Thursday, December 23, 2010

Semester Done

Yet another semester done and finished. The long nights, the constant pressure, conflicting desires and loyalties all competing for a finite amount of time, and it is all finished. The other day, as I finished my last final I took a few moments to think about this semester and some of the trials Megan and I have faced as we have come out to this "foreign" Land and some of the enormous blessings we have received.

Moving to CO was one of the hardest things we have done as a couple. When we first moved to Louisville we were still grappling with being new parents to our beautiful son and were coming off of an intense two years as I finished up school. Uprooting our family and transplanting us 800 miles away from any family or support systems was a risky move. When we made the decision to go to CO we didn't have any jobs lined up. I'd been sort of promised an annotation job on campus but it would have been a 40% cut in pay and a 50% cut in the amount of hours I could work. But we trusted the strong promptings we'd received and did it. During the week before our move an opportunity presented itself for me to work from home at a decent wage and that carried us through the semester.

After we got here we went through the whole making new friends spiel and for a while Megan and I felt rather alone. Our ward was going through a lot of changes (lots on new people) so it was tough to get to know anyone. Most of the people in my program are very much not like me (which is both good and bad) so it has been difficult to make friends there.

However, all these trials aside things have gone really well for us. Last week I was offered a research assistantship which will not only pay me but help offset my tuition a great deal. I've made friends with the local hacker / DIY community (solidstatedepot.com FTW). I've even started a friendship with one of my classmates (we study together). I've enjoyed being able to utilize the blessings of technology to be able to video conference with my parents and other family so we've felt connected that way.
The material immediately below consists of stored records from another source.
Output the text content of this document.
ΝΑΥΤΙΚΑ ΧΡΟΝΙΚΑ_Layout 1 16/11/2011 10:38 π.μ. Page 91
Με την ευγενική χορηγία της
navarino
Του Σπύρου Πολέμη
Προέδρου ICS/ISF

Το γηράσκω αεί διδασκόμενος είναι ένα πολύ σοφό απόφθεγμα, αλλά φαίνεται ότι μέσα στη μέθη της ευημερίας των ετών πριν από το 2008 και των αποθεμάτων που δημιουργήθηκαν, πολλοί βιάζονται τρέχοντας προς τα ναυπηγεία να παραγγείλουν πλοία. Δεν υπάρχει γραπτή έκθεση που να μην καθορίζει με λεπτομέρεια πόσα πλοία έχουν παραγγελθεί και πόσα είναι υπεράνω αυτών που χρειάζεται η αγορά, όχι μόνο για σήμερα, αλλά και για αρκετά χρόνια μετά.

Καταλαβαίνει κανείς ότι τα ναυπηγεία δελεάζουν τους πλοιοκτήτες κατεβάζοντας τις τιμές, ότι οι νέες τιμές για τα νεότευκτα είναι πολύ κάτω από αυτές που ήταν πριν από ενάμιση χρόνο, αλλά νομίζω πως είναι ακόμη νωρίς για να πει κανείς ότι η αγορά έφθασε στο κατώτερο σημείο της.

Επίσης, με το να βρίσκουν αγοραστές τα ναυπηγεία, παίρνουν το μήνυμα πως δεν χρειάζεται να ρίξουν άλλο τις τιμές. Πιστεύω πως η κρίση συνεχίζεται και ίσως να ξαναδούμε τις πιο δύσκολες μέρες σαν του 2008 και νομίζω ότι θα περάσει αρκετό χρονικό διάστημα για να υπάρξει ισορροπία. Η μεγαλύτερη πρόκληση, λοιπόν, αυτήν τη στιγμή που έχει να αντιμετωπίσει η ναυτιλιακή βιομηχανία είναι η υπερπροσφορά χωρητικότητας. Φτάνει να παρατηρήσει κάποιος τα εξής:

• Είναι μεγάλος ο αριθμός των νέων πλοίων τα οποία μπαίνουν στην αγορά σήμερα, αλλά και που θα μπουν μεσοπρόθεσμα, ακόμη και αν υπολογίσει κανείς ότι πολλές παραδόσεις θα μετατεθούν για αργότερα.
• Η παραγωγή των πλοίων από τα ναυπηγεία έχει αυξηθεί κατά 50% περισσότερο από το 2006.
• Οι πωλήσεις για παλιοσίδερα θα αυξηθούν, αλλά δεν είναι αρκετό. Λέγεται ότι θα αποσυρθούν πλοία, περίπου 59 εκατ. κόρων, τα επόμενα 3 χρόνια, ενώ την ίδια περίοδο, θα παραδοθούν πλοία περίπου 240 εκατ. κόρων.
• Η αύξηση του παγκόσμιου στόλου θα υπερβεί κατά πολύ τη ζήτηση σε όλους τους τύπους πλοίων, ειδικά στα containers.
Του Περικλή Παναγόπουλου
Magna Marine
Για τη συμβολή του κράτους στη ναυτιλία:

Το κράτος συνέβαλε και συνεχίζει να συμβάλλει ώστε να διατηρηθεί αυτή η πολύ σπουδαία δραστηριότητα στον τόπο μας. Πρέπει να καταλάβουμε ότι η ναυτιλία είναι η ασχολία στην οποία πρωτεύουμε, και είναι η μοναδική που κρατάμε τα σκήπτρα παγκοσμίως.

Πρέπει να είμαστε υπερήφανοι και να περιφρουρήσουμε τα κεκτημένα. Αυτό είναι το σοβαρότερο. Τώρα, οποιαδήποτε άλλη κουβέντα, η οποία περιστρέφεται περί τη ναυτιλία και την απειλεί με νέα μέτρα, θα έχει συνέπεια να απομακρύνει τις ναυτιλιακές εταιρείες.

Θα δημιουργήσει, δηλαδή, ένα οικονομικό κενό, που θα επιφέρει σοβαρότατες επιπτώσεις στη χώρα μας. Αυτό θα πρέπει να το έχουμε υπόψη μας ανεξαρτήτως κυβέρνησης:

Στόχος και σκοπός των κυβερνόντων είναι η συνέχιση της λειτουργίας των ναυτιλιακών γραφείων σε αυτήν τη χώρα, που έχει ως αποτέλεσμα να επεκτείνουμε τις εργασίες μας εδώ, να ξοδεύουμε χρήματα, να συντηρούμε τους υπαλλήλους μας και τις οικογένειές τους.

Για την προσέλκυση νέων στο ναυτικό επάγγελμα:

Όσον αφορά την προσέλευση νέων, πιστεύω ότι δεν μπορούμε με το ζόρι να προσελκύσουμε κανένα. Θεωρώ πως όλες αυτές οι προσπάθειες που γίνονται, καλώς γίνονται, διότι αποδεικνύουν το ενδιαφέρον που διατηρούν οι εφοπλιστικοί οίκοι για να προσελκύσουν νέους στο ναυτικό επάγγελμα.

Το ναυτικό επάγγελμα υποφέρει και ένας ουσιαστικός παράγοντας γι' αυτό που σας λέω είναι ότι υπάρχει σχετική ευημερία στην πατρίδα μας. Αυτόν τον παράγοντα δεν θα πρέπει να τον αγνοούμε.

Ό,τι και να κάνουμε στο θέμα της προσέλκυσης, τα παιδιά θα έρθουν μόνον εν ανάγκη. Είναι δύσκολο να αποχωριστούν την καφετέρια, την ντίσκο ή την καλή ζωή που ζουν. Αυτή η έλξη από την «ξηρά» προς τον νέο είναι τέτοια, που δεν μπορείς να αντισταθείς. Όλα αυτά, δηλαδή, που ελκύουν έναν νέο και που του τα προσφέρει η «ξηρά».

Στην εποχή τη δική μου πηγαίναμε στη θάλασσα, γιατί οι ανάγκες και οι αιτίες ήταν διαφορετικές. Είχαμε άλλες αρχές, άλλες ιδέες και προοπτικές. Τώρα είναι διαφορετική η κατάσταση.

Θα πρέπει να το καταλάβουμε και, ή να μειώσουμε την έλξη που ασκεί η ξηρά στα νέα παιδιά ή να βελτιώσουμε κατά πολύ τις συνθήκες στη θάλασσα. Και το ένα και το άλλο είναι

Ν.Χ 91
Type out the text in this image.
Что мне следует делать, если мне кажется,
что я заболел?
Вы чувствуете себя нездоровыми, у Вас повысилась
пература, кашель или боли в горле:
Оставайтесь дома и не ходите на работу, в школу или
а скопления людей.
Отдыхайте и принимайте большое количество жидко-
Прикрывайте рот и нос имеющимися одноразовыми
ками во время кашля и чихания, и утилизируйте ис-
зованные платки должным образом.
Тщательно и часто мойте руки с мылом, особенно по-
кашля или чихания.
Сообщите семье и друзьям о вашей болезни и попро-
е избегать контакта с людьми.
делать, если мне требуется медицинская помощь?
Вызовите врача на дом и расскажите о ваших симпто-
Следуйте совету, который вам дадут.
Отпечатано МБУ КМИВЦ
Most of all I feel like this first semester was a trial of faith. It was a time where my commitment to following the path the Lord has set was sorely tested. At no other point in my life have I felt such strong feelings about what I should be doing and that I should accept the situation and push forward. When we left Utah we felt sort of like how the Saints must have felt leaving Nauvoo. We'd made a home here, had friends, a nice place to live, and I had a great job / scholarship at BYU. But I know that following the Lord's will is more important than following your own. Life will continue to present challenges and what we've been through now will probably seem pretty easy compared to what may come in the future but I'm grateful that I've been granted the chance to grow personally and to grow closer to both the Lord and my wife. A great friend suggested I read a talk by President Uchtdorf called "continue in patience" Of which I'd like to share a quote"
We must learn that in the Lord’s plan, our understanding comes “line upon line, precept upon precept.”6 In short, knowledge and understanding come at the price of patience.
Often the deep valleys of our present will be understood only by looking back on them from the mountains of our future experience. Often we can’t see the Lord’s hand in our lives until long after trials have passed. Often the most difficult times of our lives are essential building blocks that form the foundation of our character and pave the way to future opportunity, understanding, and happiness.
Thanks everyone who has carried me and supported me and my family as we have moved through this chapter of our lives. Life is tough, I'm trying to get over it.